An international research collaboration called Solve-RD is using a multi-omics and data sharing approach to improve diagnostic outcomes for patients with rare diseases.
The project was set up 3 years ago and has so far included more than 300 clinicians, researchers and patient representatives from 15 countries including Germany, France, the U.K., Spain, Italy and the U.S., among others.
This week, the first results from the consortium, which has funding from the European Union’s Horizon 2020 program, have been published in a series of six papers in the European Journal of Human Genetics.
Rare diseases often have a genetic component and can be hard to diagnose and treat, as so few patients are affected. Clinical geneticists already broadly share data for this reason, but the Solve-RD project has broadened this out to a much wider scale.
The focus of the Solve-RD project is to use pooled research resources to re-analyze data from more than 19,000 individuals with rare diseases of unknown molecular origin and also to apply new combined ‘omics approaches to improve diagnostic and prognostic information in this area.
The work is ongoing, but already 8,393 individuals have had their data reanalyzed resulting in 255 new diagnoses with the help of new tools such as the ClinVar database.
The consortium has also been able to focus in on some specific conditions. For example, they have identified a new gene—TRIP4—with a variant though to cause pontocerebellar hypoplasia type 1, a rare condition that affects brain development. Previously variants in four other genes have been linked to this condition.

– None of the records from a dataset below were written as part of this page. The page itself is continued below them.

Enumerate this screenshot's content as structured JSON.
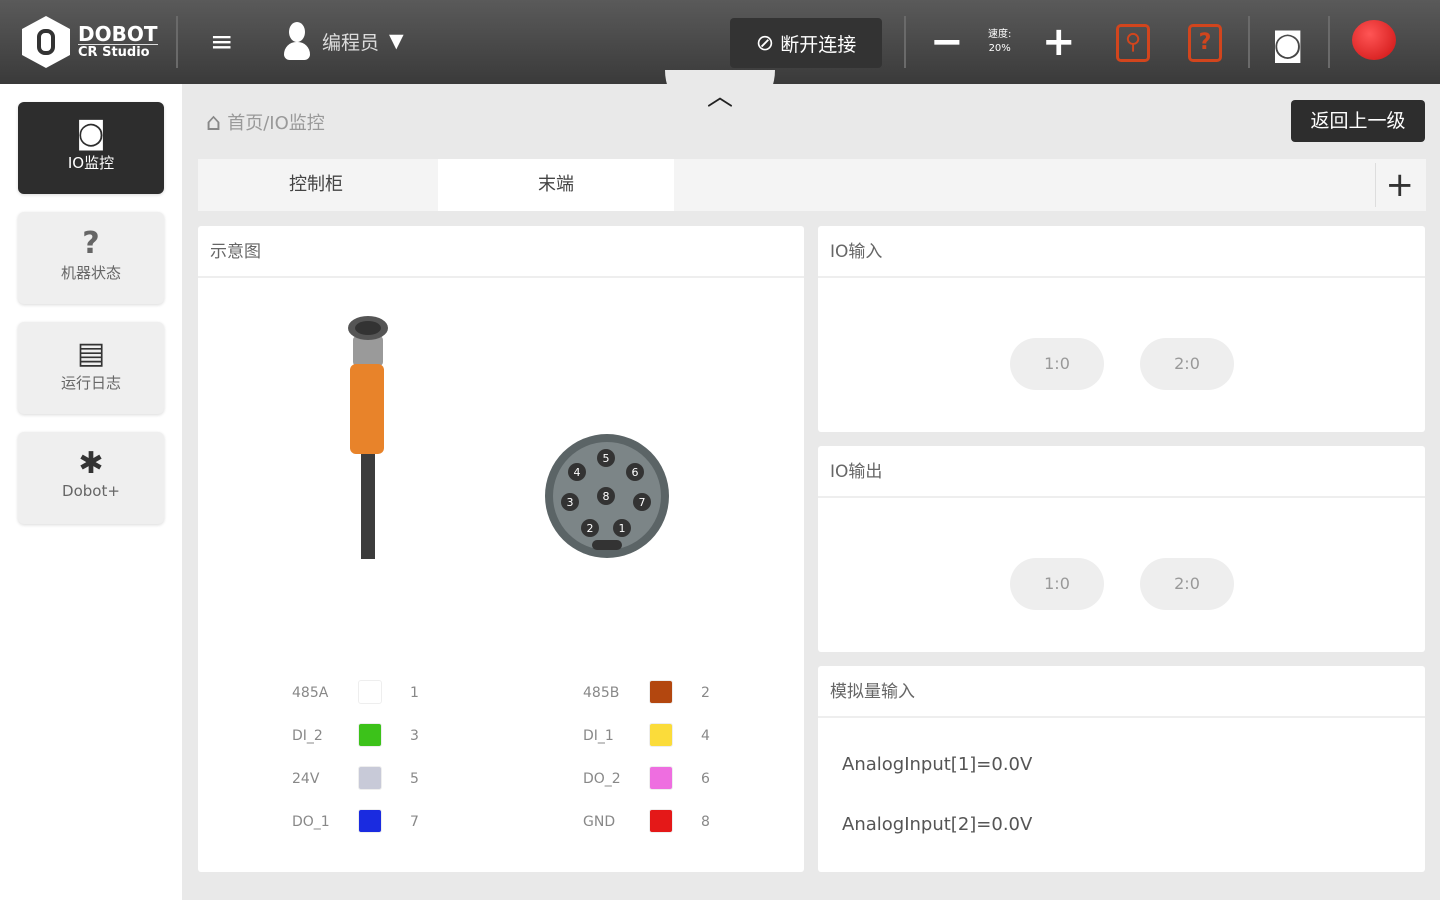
{
  "header": {
    "logo_title": "DOBOT",
    "logo_subtitle": "CR Studio",
    "user_role": "编程员",
    "disconnect_label": "断开连接",
    "speed_label": "速度:",
    "speed_value": "20%"
  },
  "sidebar": {
    "items": [
      {
        "label": "IO监控",
        "icon": "io-monitor-icon"
      },
      {
        "label": "机器状态",
        "icon": "question-icon"
      },
      {
        "label": "运行日志",
        "icon": "log-icon"
      },
      {
        "label": "Dobot+",
        "icon": "puzzle-icon"
      }
    ]
  },
  "breadcrumb": "首页/IO监控",
  "back_label": "返回上一级",
  "tabs": [
    {
      "label": "控制柜"
    },
    {
      "label": "末端"
    }
  ],
  "diagram": {
    "title": "示意图",
    "pins_left": [
      {
        "name": "485A",
        "color": "#ffffff",
        "pin": "1"
      },
      {
        "name": "DI_2",
        "color": "#3cc21a",
        "pin": "3"
      },
      {
        "name": "24V",
        "color": "#c8cad8",
        "pin": "5"
      },
      {
        "name": "DO_1",
        "color": "#1a2be0",
        "pin": "7"
      }
    ],
    "pins_right": [
      {
        "name": "485B",
        "color": "#b3470f",
        "pin": "2"
      },
      {
        "name": "DI_1",
        "color": "#fbdc3a",
        "pin": "4"
      },
      {
        "name": "DO_2",
        "color": "#ee6ee0",
        "pin": "6"
      },
      {
        "name": "GND",
        "color": "#e41818",
        "pin": "8"
      }
    ]
  },
  "io_input": {
    "title": "IO输入",
    "buttons": [
      "1:0",
      "2:0"
    ]
  },
  "io_output": {
    "title": "IO输出",
    "buttons": [
      "1:0",
      "2:0"
    ]
  },
  "analog": {
    "title": "模拟量输入",
    "values": [
      "AnalogInput[1]=0.0V",
      "AnalogInput[2]=0.0V"
    ]
  }
}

The researchers have also managed to find the genetic cause of a complex neurological disorder in a young man—a mitochondrial DNA variant, MT-TL1. In addition, they managed to identify a mosaic missense variant in the gene PIK3CA behind a case of diffuse gastric cancer in a young woman with no family history of the condition.
The RD-Connect Genome-Phenome Analysis Platform was set up as part of the project and has played a key role in helping to reanalyze the data. The online platform is hosted and coordinated by the Centro Nacional de Analisis Genomico, part of the Centre for Genomic Regulation, based in Barcelona. It provides secure access to both phenotypic and genomic rare disease data for researchers working in the field.
“Solve-RD has shown that it is possible to securely share large amounts of genomics data internationally for the benefit of the patients. The work we are publishing today is just the tip of the iceberg, since many more patients are being diagnosed thanks to the innovative methods developed and applied within Solve-RD,” commented Sergi Beltran, Ph.D., co-leader of Solve-RD data analysis and Head of the Bioinformatics Unit at the Centro Nacional de Analisis Genomico, in a press statement.
Solve RD has funding until at least 2022 and will continue to analyze data from its collaborators. “We hope that the Solve-RD dataset will be as useful to the RD community as the gnomAD consortium is for the genomics community, by making -omics data of RD populations available to the community,” write the authors of the summary paper about the collaboration.